When you have an incredible idea for a business, service or product, it is completely natural to want to move quickly to make that idea into a money-generating reality. Many people who want to start their own business focus on the smaller details, like packaging and naming products, rather than the legal technicalities involved with forming and operating a business.
Whether you intend to own and operate the business on your own or you plan to partner with investors, you should take some time to consider your options. For many small and medium-sized business owners, a sole ownership or partnership may be all that you need to begin business operations. However, if you anticipate any kind of liability or financial risk, it may be in your best interests to seriously consider forming a corporation.
What is a corporation?
At its most basic, a corporation is a legal entity that receives the same rights as a person in the United States. Creating a corporation is one way of officially starting a business. It is also an ideal way to protect yourself from the legal and financial liabilities involved in operating a business.

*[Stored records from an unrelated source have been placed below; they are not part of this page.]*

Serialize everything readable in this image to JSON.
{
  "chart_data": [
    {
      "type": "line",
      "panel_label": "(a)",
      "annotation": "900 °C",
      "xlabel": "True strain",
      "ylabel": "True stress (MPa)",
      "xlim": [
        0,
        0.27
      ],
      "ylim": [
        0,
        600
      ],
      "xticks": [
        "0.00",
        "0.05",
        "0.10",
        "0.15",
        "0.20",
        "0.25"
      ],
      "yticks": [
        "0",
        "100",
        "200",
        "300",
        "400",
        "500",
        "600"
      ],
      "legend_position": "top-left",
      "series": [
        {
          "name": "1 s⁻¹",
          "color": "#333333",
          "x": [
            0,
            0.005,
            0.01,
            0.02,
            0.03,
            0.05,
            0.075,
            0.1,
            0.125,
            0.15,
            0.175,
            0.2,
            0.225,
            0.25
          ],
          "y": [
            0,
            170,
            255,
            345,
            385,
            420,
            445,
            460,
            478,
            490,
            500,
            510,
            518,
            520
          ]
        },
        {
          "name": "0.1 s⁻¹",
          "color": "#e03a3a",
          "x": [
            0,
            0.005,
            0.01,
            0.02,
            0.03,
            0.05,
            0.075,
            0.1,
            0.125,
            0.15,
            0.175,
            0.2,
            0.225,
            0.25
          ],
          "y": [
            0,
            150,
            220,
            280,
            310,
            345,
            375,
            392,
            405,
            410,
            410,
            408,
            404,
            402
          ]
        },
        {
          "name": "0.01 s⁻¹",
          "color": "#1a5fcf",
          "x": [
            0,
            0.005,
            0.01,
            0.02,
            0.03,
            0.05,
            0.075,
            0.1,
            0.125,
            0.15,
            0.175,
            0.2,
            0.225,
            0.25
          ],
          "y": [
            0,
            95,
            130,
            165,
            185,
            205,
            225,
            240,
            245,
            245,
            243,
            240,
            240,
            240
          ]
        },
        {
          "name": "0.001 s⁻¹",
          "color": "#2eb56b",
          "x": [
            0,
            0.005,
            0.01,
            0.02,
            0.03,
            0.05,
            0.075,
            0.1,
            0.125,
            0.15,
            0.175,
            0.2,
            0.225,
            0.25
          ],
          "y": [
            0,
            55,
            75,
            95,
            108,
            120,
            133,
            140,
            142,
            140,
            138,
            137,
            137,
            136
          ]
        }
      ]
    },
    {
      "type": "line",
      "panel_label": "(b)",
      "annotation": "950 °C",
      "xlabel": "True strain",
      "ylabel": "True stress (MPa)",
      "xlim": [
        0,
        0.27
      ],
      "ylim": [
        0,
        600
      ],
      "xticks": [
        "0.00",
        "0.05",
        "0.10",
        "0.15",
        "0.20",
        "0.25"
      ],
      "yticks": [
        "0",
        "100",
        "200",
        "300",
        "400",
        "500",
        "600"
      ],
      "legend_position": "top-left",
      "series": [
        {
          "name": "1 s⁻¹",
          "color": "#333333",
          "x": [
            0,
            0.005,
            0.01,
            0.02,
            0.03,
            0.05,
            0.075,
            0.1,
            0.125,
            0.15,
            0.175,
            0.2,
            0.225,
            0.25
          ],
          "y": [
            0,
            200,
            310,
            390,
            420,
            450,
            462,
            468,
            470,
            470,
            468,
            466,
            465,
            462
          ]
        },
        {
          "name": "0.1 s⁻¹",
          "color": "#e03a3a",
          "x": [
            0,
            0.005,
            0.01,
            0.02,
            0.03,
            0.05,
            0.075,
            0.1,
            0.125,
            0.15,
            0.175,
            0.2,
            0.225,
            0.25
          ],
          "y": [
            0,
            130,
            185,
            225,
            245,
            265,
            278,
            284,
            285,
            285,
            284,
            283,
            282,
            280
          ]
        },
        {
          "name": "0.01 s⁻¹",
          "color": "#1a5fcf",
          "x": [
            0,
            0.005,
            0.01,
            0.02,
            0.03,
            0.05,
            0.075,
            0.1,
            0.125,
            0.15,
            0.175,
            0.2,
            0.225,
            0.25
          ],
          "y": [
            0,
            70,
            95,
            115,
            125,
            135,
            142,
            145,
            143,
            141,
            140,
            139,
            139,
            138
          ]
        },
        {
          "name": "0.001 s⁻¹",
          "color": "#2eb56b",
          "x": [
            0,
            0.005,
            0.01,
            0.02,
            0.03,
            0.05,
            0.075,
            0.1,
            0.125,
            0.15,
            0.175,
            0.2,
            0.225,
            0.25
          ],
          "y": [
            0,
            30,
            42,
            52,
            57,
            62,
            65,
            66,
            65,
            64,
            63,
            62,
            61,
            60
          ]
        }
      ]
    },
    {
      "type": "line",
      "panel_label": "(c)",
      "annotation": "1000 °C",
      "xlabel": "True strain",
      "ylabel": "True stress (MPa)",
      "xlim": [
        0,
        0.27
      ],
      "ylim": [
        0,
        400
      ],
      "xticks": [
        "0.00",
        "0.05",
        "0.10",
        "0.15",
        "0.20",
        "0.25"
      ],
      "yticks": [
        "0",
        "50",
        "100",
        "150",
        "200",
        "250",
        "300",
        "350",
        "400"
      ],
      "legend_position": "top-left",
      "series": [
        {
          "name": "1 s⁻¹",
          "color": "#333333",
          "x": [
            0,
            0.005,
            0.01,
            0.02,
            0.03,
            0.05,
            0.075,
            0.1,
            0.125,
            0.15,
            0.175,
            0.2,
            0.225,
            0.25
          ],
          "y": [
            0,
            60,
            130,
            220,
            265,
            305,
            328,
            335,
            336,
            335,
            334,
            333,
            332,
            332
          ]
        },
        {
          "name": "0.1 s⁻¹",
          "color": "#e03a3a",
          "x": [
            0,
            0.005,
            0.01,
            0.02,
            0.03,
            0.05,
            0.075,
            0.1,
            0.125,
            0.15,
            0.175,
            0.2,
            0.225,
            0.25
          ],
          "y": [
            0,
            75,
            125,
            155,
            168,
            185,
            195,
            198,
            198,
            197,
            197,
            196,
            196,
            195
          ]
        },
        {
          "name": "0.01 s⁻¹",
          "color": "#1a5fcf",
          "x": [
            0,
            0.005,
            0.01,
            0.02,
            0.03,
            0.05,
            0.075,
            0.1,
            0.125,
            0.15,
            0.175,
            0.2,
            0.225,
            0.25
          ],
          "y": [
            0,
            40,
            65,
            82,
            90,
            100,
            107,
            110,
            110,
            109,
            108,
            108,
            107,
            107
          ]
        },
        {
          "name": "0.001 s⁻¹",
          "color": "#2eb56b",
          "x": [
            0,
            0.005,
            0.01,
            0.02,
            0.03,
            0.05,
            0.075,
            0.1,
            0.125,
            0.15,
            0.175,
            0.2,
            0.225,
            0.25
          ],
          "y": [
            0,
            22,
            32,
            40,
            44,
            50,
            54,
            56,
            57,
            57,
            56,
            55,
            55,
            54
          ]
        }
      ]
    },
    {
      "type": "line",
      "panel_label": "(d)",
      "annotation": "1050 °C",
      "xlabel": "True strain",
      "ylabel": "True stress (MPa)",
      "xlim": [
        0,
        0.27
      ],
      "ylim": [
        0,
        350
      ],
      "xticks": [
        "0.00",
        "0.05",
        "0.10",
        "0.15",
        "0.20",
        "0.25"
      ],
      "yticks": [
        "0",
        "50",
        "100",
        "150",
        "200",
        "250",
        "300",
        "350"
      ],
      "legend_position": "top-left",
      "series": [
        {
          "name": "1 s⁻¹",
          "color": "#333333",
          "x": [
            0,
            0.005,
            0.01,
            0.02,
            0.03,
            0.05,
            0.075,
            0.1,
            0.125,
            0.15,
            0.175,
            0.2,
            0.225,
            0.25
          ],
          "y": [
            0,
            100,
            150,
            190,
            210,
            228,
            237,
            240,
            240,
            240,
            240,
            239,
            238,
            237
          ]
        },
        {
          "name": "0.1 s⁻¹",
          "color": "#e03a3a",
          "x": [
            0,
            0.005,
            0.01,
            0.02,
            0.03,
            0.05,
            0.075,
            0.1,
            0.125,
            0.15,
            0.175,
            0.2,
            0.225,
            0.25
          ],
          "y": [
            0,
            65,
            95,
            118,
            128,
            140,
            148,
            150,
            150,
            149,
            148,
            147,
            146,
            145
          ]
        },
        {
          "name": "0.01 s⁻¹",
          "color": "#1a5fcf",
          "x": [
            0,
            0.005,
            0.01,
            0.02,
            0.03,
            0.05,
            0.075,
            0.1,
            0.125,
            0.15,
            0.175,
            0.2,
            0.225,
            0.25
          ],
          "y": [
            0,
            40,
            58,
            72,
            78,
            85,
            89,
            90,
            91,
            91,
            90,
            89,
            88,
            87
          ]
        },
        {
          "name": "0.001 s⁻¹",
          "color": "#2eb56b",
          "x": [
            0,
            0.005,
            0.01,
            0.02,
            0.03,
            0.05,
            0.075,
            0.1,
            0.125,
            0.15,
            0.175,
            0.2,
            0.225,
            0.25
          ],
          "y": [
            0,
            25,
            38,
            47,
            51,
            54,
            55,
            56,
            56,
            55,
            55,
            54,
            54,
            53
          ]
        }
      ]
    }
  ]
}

If, for example, your business were to fail, in many cases, you, as the owner, could end up liable for any debts incurred by your business. That could put your personal assets, from your home to your retirement account, at risk. Creating a corporation, on the other hand, allows for an additional degree of protection. So long as there is no commingling of personal and business assets, you, as an individual, will not have to worry about business debts. A corporation can also protect you, as an individual, from liability in any lawsuits that seek compensation from your business.
There are several kinds of corporations
The most common form of corporation for smaller businesses is the limited liability company or LLC. An LLC offers protection from personal liability when it comes to business issues, debts and other problems. However, in some cases, a person who owns and operates an LLC can end up accountable for issues related to the business. Of course, the same is true of more complex corporations as well.
Many businesses in Pennsylvania become either a “C” or an “S” corporation. In order to create a corporation like this, it is necessary to file Articles of Incorporation with the state. Shareholders become the owners of the business. Any income is subject to taxation before it gets passed on to shareholders. An “S” corporation differs in that there are limits on how many shareholders can have a stake in the company. However, taxation is different for “S” corporations. Profits are passed on to shareholders, who must then pay individual taxes on that income.
Determining which of these forms is right for your business is a critical first step to taking your company from a dream to a reality.